Saturday, June 20, 2015

Jon Rafman's Sculpture Garden

Sculpture Garden

June 20 - September 13, 2015

Montreal Museum of Contemporary Art (referred to as MAC, an abreviation from the French Musée d'art contemporain), has launched a new exhibition. It features two Montreal artists: David Altmejd and Jon Rafman. I found the Jon Rafman's audio-visual installation Sculpture Garden especially relevent. You can see the physical part of the installation in the photo above, the rest exists in an electronically created virtual space of a 360 degrees video and Oculus Rift DK2.

The two physical sculptures are both made from polystyrene. One is covered with a silver leaf and is entitled New Age Demanded (Waverider Silver), 2015. The other is covered with a gold leaf and is entitled New Age Demanded (Futurisimo Gold), 2015. The one covered with a silver leaf looks like a reclining female figure. You can see similar reclining figures on the left, in the Henry Moore's drawing from the Montreal Museum of Fine Art collection. The other piece, covered with the gold leaf, looks like a stylized male bust. Both sculptures are very sleek and stylish.They are wearing very well their respective gold or silver finish, both metals held in great respect by people. Yet this glitter is "skin deep", only a make-believe, since the inside content is quite mundane.

Once you put the required paraphernalia over your eyes and ears, you become totally immersed in an audio-visual virtual reality. It exists around you, and becomes more revealed and intense as you take steps to the left, to the right, or turn backward. The two physical sculptures are constantly present in the virtual landscape that is desolate and even appears to be post-apocalyptic, with a lonely, torn-apart-man-made structure from which pieces of geometrical shapes are flying away in all directions. The strobing, pulsating sound intensifies the vision. The sound is similar to the New-Age brain entrainment type of technology with hypnotic, overpowering, and even invasive quality. Right from the start it comes on with such an intensity that it appears to be the cause of the desolation in this virtual reality, as if representing an aftermath of some sound-wave-weapon attack

The allusion seem to be projected that in the post-apocalyptic scenario trivial human values such as gold and silver, the prestige. the slickness, the richly clad people - all of this is quite irrelevant.

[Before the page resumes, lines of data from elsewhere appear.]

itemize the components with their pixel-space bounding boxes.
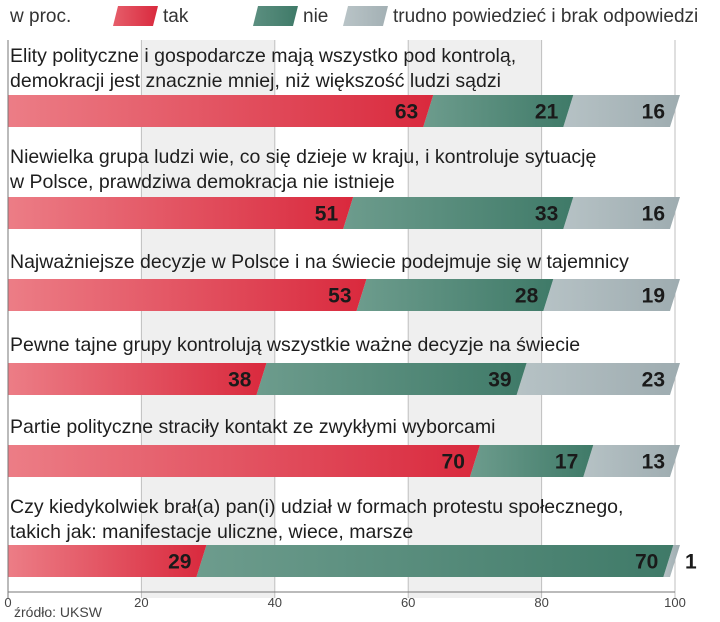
category-label: Czy kiedykolwiek brał(a) pan(i) udział w…: [10, 496, 623, 518]
category-label: takich jak: manifestacje uliczne, wiece,…: [10, 521, 413, 543]
x-tick-label: 40: [268, 595, 282, 610]
value-label: 28: [515, 285, 539, 308]
legend-swatch: [113, 6, 158, 26]
bar-segment-trudno: [583, 445, 680, 477]
legend-label: nie: [303, 6, 328, 27]
category-label: Pewne tajne grupy kontrolują wszystkie w…: [10, 334, 580, 356]
value-label: 51: [315, 203, 339, 226]
legend-swatch: [343, 6, 388, 26]
bar-segment-tak: [8, 363, 267, 395]
legend-swatch: [253, 6, 298, 26]
category-label: w Polsce, prawdziwa demokracja nie istni…: [9, 171, 395, 193]
bar-segment-tak: [8, 545, 207, 577]
legend-label: tak: [163, 6, 189, 27]
value-label: 38: [228, 369, 252, 392]
bar-segment-tak: [8, 197, 354, 229]
value-label: 33: [535, 203, 558, 226]
category-label: demokracji jest znacznie mniej, niż więk…: [10, 70, 501, 92]
bar-segment-trudno: [563, 95, 680, 127]
bar-segment-trudno: [516, 363, 680, 395]
bar-segment-nie: [356, 279, 554, 311]
source-note: źródło: UKSW: [14, 604, 103, 620]
value-label: 39: [488, 369, 511, 392]
bar-segment-tak: [8, 279, 367, 311]
value-label: 70: [442, 451, 465, 474]
bar-segment-nie: [423, 95, 574, 127]
bar-segment-tak: [8, 445, 480, 477]
bar-segment-nie: [469, 445, 594, 477]
bar-segment-trudno: [563, 197, 680, 229]
bar-segment-tak: [8, 95, 434, 127]
category-label: Partie polityczne straciły kontakt ze zw…: [10, 416, 495, 438]
x-tick-label: 0: [4, 595, 11, 610]
value-label: 17: [555, 451, 578, 474]
value-label: 19: [642, 285, 665, 308]
value-label: 16: [642, 203, 665, 226]
x-tick-label: 100: [664, 595, 686, 610]
x-tick-label: 20: [134, 595, 148, 610]
bar-segment-nie: [196, 545, 674, 577]
value-label: 16: [642, 101, 665, 124]
legend-label: trudno powiedzieć i brak odpowiedzi: [393, 6, 698, 27]
grid-band: [408, 40, 542, 598]
x-tick-label: 60: [401, 595, 415, 610]
category-label: Najważniejsze decyzje w Polsce i na świe…: [10, 251, 629, 273]
value-label: 13: [642, 451, 665, 474]
grid-band: [141, 40, 275, 598]
unit-label: w proc.: [9, 6, 71, 27]
bar-segment-trudno: [663, 545, 680, 577]
bar-segment-trudno: [543, 279, 680, 311]
value-label: 70: [635, 551, 658, 574]
value-label: 63: [395, 101, 418, 124]
value-label: 21: [535, 101, 559, 124]
value-label: 23: [642, 369, 665, 392]
bar-segment-nie: [343, 197, 574, 229]
value-label: 29: [168, 551, 191, 574]
x-tick-label: 80: [534, 595, 548, 610]
value-label: 1: [685, 551, 697, 574]
category-label: Elity polityczne i gospodarcze mają wszy…: [10, 45, 516, 67]
bar-segment-nie: [256, 363, 527, 395]
category-label: Niewielka grupa ludzi wie, co się dzieje…: [10, 146, 596, 168]
value-label: 53: [328, 285, 351, 308]
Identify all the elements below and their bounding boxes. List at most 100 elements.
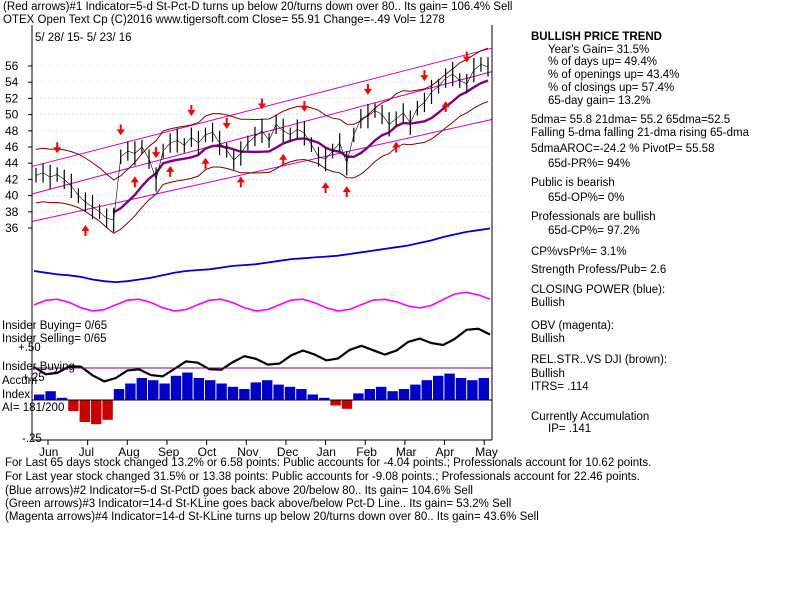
- stat-line: Professionals are bullish: [531, 211, 656, 223]
- stat-line: REL.STR..VS DJI (brown):: [531, 354, 668, 366]
- signal-arrow-head: [53, 147, 62, 154]
- stat-line: % of closings up= 57.4%: [548, 82, 675, 94]
- accum-bar: [433, 375, 444, 400]
- accum-bar: [341, 400, 353, 409]
- y-tick-label: 56: [5, 59, 19, 73]
- envelope-upper: [35, 47, 489, 181]
- stat-line: 65-day gain= 13.2%: [548, 95, 651, 107]
- accum-bar: [478, 378, 489, 400]
- accum-bar: [319, 397, 330, 400]
- signal-arrow-head: [81, 225, 90, 231]
- stat-line: 65d-PR%= 94%: [548, 158, 631, 170]
- accum-bar: [421, 380, 432, 400]
- relative-strength-line: [33, 327, 491, 383]
- accum-bar: [467, 380, 478, 400]
- x-tick-label: Aug: [118, 445, 139, 459]
- signal-arrow-head: [187, 109, 196, 116]
- signal-arrow-head: [152, 152, 161, 159]
- stat-line: CP%vsPr%= 3.1%: [531, 246, 627, 258]
- rel-strength-path: [33, 327, 491, 383]
- y-tick-label: 54: [5, 75, 19, 89]
- x-tick-label: Sep: [158, 445, 180, 459]
- x-tick-label: Dec: [277, 445, 298, 459]
- stat-line: Public is bearish: [531, 177, 615, 189]
- accum-bar: [444, 373, 455, 400]
- y-tick-label: 48: [5, 124, 19, 138]
- signal-arrow-head: [321, 182, 330, 189]
- accum-bar: [307, 394, 318, 400]
- signal-arrows: [53, 51, 471, 236]
- x-tick-label: Jul: [79, 445, 94, 459]
- insider-selling-text: Insider Selling= 0/65: [2, 333, 107, 345]
- trend-title: BULLISH PRICE TREND: [531, 31, 662, 43]
- footer-line: (Green arrows)#3 Indicator=14-d St-KLine…: [5, 498, 512, 510]
- obv-line: [33, 291, 491, 312]
- signal-arrow-head: [201, 157, 210, 164]
- signal-arrow-head: [420, 75, 429, 82]
- closing-power-line: [33, 227, 491, 284]
- stat-line: 65d-CP%= 97.2%: [548, 225, 640, 237]
- stat-line: OBV (magenta):: [531, 320, 615, 332]
- y-tick-label: 46: [5, 140, 19, 154]
- ai-label: AI= 181/200: [2, 402, 65, 414]
- signal-arrow-head: [279, 153, 288, 160]
- channel-line: [31, 118, 493, 223]
- accum-bar: [284, 386, 296, 400]
- stat-line: 5dmaAROC=-24.2 % PivotP= 55.58: [531, 143, 715, 155]
- signal-arrow-head: [258, 103, 266, 110]
- stat-line: CLOSING POWER (blue):: [531, 284, 666, 296]
- y-tick-label: 50: [5, 108, 19, 122]
- footer-line: (Blue arrows)#2 Indicator=5-d St-PctD go…: [5, 485, 473, 497]
- accum-bar: [455, 378, 467, 400]
- accum-bar: [364, 389, 375, 400]
- accum-bar: [45, 391, 56, 400]
- x-tick-label: Mar: [396, 445, 417, 459]
- minus25-label: -.25: [22, 433, 42, 445]
- stat-line: Bullish: [531, 333, 565, 345]
- accum-bar: [387, 391, 398, 400]
- signal-arrow-head: [441, 101, 450, 108]
- accum-bar: [250, 382, 261, 400]
- obv-path: [33, 291, 491, 312]
- accum-bar: [193, 378, 204, 400]
- stat-line: Currently Accumulation: [531, 411, 650, 423]
- footer-line: (Magenta arrows)#4 Indicator=14-d St-KLi…: [5, 511, 539, 523]
- stat-line: Falling 5-dma falling 21-dma rising 65-d…: [531, 127, 749, 139]
- y-tick-label: 38: [5, 205, 19, 219]
- accum-bar: [205, 380, 216, 400]
- y-tick-label: 40: [5, 189, 19, 203]
- plus50-label: +.50: [18, 342, 41, 354]
- accum-bar: [148, 380, 159, 400]
- signal-arrow-head: [166, 165, 175, 172]
- accum-bar: [376, 386, 387, 400]
- ma-65-line: [113, 79, 489, 214]
- accum-bar: [227, 386, 239, 400]
- accum-bar: [182, 372, 193, 400]
- stat-line: Year's Gain= 31.5%: [548, 44, 650, 56]
- x-tick-label: Apr: [436, 445, 455, 459]
- signal-arrow-head: [222, 122, 231, 129]
- signal-arrow-head: [236, 176, 245, 183]
- signal-arrow-head: [363, 88, 372, 95]
- signal-arrow-head: [462, 56, 471, 63]
- accum-bar: [113, 389, 125, 400]
- accum-bar: [68, 400, 79, 411]
- accum-bar: [159, 383, 170, 400]
- x-tick-label: Nov: [237, 445, 258, 459]
- envelope-lower: [35, 101, 489, 234]
- accum-bar: [262, 380, 273, 400]
- accum-bar: [125, 383, 136, 400]
- x-axis-ticks: Jun Jul Aug Sep Oct Nov Dec Jan Feb Mar Apr May: [39, 440, 498, 459]
- stat-line: Strength Profess/Pub= 2.6: [531, 264, 667, 276]
- x-tick-label: Feb: [356, 445, 377, 459]
- plus25-label: +.25: [22, 372, 45, 384]
- price-close-line: [35, 64, 489, 221]
- signal-arrow-head: [116, 129, 125, 136]
- stat-line: Bullish: [531, 297, 565, 309]
- y-tick-label: 36: [5, 221, 19, 235]
- accumulation-index: [34, 372, 489, 425]
- y-axis-ticks: 36 38 40 42 44 46 48 50 52 54 56: [5, 59, 32, 235]
- x-tick-label: Jan: [317, 445, 336, 459]
- accum-bar: [273, 384, 284, 400]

It seems to be suggested that at the end only purely aesthetic values survive and counts.

The work deals with deconstructing the physical reality while transforming it into a tightly constructed aesthetic experience. Could the final destruction of the reality, the apocalypse, be for some perceived as an aesthetic experience, moreover, a virtual aesthetic experience since there will be no humans left to experience it in real terms? Or maybe the aesthetics are assuming for some a place of a new "New Age" type of religion?

The inconvenient part of this work - only one person at a time can experience it. And since it takes time, not everybody who would have liked to fully view the piece is going to be able to do so.